IHCs have many afferent fibres leaving them.

Question 23

Tell me about IHCs at rest

Answer 23

At rest, IHC’s are at -55mV.
Slight tension on tiplinks induces a resting inward MET current. K+ enters the IHC via a large electrical driving force rather than concentration gradient (150mM to 140mM). K+ then exits the cell via a large concentration gradient into perilymph (140mM to 5mM).
There are limited spontaneous APs

Question 24

Tell me about IHCs during excitatory conditions

Answer 24

There is large excitatory deflection towards the larger stereocilia increasing tension on the tiplinks opening MET channels. Large inward MET current depolarises the IHC. There are lots of APs.
Depolarisation of the IHC stimulates more k+ channels to open acting to repolarise the cell via K+ diffusion into the perilymph.

Question 25

Tell me about IHCs during inhibitory conditions

Answer 25

There is large inhibitory deflection towards the shorter stereocilia. Tiplinks slacken closing MET channels. The cell repolarises due to a lack of MET current and K+ diffusion out of the cell via still-open K+ channels between IHC and perilymph.

Question 26

Tell me about the impact of sustained stimulus on IHC

Answer 26

As sound waves cycle, so does membrane potential, matching the excitatory and inhibitory movements of the basilar membrane.

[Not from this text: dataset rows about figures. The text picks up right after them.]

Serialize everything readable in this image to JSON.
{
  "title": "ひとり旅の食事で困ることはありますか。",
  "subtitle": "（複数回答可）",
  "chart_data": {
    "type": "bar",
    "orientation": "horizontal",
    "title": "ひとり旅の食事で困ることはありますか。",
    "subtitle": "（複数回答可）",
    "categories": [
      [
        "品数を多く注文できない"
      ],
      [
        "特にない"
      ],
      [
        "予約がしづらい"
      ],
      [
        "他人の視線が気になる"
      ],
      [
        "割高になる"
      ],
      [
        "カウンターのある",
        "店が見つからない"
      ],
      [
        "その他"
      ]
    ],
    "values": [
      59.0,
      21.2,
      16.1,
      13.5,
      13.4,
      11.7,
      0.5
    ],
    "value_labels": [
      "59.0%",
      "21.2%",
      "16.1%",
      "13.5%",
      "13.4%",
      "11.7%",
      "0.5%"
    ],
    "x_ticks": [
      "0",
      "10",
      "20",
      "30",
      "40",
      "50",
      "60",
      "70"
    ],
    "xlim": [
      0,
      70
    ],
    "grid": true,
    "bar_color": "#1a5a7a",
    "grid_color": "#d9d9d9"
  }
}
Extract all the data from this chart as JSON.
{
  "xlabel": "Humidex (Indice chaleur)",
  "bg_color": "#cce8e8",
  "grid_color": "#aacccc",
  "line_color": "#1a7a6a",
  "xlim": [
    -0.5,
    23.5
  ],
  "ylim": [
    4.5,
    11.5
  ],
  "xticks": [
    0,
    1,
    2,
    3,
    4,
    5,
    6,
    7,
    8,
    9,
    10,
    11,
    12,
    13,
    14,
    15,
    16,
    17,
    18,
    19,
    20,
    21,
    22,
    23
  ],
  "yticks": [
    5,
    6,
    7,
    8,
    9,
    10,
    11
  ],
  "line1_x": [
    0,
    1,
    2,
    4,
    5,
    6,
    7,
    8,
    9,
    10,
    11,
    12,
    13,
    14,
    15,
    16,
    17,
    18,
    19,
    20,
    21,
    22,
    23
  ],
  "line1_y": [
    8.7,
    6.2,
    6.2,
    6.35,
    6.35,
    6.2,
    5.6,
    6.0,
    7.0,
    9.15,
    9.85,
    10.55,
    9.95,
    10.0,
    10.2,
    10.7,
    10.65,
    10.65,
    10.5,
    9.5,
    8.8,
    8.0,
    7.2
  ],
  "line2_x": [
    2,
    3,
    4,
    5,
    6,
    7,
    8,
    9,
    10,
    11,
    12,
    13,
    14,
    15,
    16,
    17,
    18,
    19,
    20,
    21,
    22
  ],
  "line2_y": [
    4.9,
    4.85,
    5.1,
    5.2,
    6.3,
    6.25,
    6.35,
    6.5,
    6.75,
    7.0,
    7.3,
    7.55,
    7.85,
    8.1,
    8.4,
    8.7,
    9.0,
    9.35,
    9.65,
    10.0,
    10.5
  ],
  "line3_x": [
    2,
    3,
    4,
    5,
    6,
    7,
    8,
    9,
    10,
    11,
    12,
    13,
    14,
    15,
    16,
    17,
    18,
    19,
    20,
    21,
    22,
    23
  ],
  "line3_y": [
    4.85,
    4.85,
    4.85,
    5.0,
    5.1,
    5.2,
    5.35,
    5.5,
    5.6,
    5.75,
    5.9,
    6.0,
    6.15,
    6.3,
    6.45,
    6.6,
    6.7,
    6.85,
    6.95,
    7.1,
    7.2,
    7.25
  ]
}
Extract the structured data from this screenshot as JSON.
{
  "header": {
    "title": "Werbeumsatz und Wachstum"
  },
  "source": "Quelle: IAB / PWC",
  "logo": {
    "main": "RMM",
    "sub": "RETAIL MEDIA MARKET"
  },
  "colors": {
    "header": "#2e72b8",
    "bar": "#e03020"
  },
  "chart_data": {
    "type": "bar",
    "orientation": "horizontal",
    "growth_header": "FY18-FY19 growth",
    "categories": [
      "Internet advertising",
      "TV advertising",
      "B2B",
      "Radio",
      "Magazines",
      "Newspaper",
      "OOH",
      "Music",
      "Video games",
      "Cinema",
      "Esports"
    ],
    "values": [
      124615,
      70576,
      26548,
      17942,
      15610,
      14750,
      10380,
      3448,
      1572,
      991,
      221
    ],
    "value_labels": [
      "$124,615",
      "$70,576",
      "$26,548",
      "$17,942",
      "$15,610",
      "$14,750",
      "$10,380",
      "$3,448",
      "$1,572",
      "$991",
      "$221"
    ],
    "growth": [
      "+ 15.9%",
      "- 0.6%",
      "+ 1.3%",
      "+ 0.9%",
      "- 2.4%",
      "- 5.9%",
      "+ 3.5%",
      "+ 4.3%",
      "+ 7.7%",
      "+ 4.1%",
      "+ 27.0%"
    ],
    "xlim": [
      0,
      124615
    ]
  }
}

This results in the release of neurotransmitter in intervals giving the cell time to ‘reset’. Key to this process is the use of K+ to de and repolarise the IHC, a very efficient method due to the strict regulation of endo and perilymph.

Question 27

Describe OHCs

Answer 27

OHCs contain V-shaped rows of stereocilia, like IHCs they have MET channels at the tips, connected to tiplinks.
They function to amplify the movement of the basilar membrane, increasing IHC sensitivity and activity in response to sound.
This occurs due to the shortening and lengthening of the cells, a process known as electromotility in which the molecule prestin is essential.
There are 1-2 afferent fibres per OHC.

Question 28

Tell me about OHCs at rest

Answer 28

There is a resting inward MET current, OHC maintains a membrane potential of -40mV.

Question 29

Tell me about OHCs under excitatory conditions

Answer 29

Excitatory deflection towards the taller stereocilia increases tension of tiplinks on MET channels opening them. Large inward MET current depolarises the cell to -20mV stimulating the shortening of prestin molecules and the cell, amplifying the basilar membrane movement.

Question 30

Tell me about OHCs under inhibitory conditions

Answer 30

Inhibitory deflection towards shorter stereocilia decreases tension of tiplinks on MET channels closing them. No MET current leads to cell hyperpolarisation to -50mV stimulating prestin to lengthen the cell.

Question 31

What are the impacts of OHC amplification of basilar membrane movement?

Answer 31

Increased basilar membrane movement at a narrow range around the CF of the sound in question leads to increased sensitivity and response of IHCs allowing the detection of weaker stimuli.
Damaged OHC lead to severe hearing loss but not deafness.